United States v. Alexander
This text of 92 F. App'x 992 (United States v. Alexander) is published on Counsel Stack Legal Research, covering Court of Appeals for the Fifth Circuit primary law. Counsel Stack provides free access to over 12 million legal documents including statutes, case law, regulations, and constitutions.
Opinion
Joseph Alexander appeals his concurrent 120-month sentences following his plea of guilty to two counts of being a felon in possession of a firearm in violation of 18 U.S.C. §§ 922(g)(1) and 924(a)(2).
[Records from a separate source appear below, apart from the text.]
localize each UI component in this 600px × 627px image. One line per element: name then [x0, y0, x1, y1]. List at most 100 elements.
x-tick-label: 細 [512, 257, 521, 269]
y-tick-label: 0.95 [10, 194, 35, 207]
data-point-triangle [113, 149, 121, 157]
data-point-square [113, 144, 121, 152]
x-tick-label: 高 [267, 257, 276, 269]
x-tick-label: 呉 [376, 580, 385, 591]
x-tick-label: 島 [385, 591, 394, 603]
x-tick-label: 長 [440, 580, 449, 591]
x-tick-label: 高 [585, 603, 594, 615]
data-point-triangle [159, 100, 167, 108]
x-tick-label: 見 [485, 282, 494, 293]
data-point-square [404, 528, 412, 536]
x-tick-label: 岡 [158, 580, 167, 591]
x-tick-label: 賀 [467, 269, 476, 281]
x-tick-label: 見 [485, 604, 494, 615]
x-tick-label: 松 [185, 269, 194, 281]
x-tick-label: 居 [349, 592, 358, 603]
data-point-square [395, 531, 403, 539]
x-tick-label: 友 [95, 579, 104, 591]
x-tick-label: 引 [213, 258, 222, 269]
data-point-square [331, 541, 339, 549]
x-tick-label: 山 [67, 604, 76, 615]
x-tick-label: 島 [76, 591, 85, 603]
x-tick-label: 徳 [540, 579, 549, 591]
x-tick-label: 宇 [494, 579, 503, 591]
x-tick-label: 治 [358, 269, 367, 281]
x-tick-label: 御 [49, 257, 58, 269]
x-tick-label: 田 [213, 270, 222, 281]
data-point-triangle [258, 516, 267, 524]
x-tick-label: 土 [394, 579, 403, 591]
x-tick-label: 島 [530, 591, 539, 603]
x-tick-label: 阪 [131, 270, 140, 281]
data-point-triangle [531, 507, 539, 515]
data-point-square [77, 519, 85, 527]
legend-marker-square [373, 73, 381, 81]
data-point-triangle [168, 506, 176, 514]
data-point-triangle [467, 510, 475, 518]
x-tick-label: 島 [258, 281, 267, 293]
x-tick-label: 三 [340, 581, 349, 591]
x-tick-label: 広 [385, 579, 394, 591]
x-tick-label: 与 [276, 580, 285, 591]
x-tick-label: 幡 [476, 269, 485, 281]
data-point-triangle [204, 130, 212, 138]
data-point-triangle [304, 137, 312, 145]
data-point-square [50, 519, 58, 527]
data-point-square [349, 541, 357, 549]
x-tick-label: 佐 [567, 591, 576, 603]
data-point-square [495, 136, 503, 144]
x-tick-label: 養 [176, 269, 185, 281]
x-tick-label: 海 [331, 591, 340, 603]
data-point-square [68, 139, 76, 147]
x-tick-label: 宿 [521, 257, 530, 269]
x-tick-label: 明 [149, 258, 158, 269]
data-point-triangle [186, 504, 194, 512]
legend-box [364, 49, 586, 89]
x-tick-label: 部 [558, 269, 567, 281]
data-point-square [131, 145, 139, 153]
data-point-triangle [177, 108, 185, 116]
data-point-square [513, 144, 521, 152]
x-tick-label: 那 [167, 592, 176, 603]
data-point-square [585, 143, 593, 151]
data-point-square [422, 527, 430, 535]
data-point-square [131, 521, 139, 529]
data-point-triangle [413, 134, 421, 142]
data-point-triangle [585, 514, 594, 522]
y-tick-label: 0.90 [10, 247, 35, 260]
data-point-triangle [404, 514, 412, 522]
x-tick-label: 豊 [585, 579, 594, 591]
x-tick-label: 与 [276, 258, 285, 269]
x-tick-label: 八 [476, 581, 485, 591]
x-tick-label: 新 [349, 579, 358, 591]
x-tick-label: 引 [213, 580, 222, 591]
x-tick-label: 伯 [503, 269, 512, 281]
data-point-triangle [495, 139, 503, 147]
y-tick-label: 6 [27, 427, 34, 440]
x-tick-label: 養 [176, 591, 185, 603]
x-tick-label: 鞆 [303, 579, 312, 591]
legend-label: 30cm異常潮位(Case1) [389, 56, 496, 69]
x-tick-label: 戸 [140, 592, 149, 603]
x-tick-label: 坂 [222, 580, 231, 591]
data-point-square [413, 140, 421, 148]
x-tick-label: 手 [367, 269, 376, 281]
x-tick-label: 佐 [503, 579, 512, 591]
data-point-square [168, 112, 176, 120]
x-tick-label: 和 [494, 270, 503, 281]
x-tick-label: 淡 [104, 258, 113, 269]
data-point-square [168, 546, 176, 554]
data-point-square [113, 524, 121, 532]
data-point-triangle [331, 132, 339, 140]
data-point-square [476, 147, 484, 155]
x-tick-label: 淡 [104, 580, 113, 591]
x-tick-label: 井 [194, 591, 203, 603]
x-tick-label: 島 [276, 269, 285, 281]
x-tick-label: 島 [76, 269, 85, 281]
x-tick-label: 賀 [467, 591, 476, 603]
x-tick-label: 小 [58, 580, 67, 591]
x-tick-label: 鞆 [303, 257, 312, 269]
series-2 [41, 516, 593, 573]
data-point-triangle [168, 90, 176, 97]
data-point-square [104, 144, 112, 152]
Alexander contends that the district court erred in departing upward from a guideline sentencing range of 41 to 51 months. Because Alexander’s sentences should be affirmed under any standard of review, his motion to stay this appeal is denied.
Alexander argues that the fact that he was convicted of two offenses did not support the district court’s upward departure. The record supports the district court’s findings that Alexander’s offenses were atypically serious and were not adequately taken into account by the sentencing guidelines. Alexander does not contest the district court’s finding that threatening letters he had written also reflected that his criminal history category significantly under-represented the seriousness of his criminal history.
Arguably, the district court did impermissibly base the departure, in part, on Alexander’s prior firearm-related arrests that did not result in conviction. See United States v. Cantu-Dominguez, 898 F.2d 968, 970-71 (5th Cir.1990). However, the district court’s remaining reasons were valid and sufficient to support its upward departure. See Williams v. United States, 503 U.S. 193, 203-04, 112 S.Ct. 1112, 117 L.Ed.2d 341 (1992). Moreover, the extent of the departure was reasonable. See United States v. Daughenbaugh, 49 F.3d 171, 174-75 (5th Cir.1995); United States v. Ashburn, 38 F.3d 803, 809 (5th Cir.1994) (en banc).
MOTION TO STAY APPEAL DENIED; JUDGMENT AFFIRMED.
Pursuant to 5th Cir. R. 47.5, the court has determined that this opinion should not be published and is not precedent except under the limited circumstances set forth in 5th Cir. R. 47.5.4.